Wright and his colleagues found that of the 93 bacterial strains tested from the cave, most were resistant to more than one of the 26 different antimicrobials. And some bacteria were resistant to more than a dozen antibiotics used by doctors, such as telithromycin, ampicillin and daptomycin, which is currently a treatment of last resort to combat resistant infections. The cave bacteria were not likely to cause infection in humans, but could provide the genetic traits that confer resistance to that are.

The finding hardly exonerates humans for our role in creating conditions that exert a strong selective pressure on bacteria to become tolerant and resistant to antibiotics.
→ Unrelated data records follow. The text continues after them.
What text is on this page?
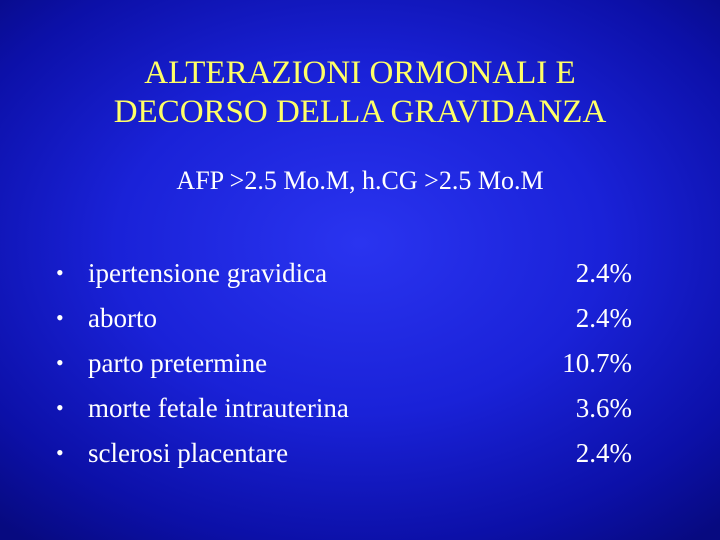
ALTERAZIONI ORMONALI E
DECORSO DELLA GRAVIDANZA

AFP >2.5 Mo.M, h.CG >2.5 Mo.M

• ipertensione gravidica	2.4%
• aborto	2.4%
• parto pretermine	10.7%
• morte fetale intrauterina	3.6%
• sclerosi placentare	2.4%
But it does mean that pathogenic drug-resistant bacteria might deploy genetic traits that were already circulating in the environment and put them to use against our pharmaceutical armamentarium. "Most practitioners believe that bacteria acquire antibiotic resistance in the clinic," Wright said. "The actual source of much of this resistance are harmless bacteria that live in the environment," responding to naturally occurring antibacterials.

"This has important clinical implications," Wright said. "It suggests that there are far more antibiotics in the environment that could be found and used to treat currently untreatable infections."

In addition to familiar patterns of resistance, the researchers also discovered a new mechanism of resistance, suggesting that more drug-evading tricks might be waiting in nature's wings. "This fact further underlines the importance of judicious use of antibiotics," the researchers wrote in their paper.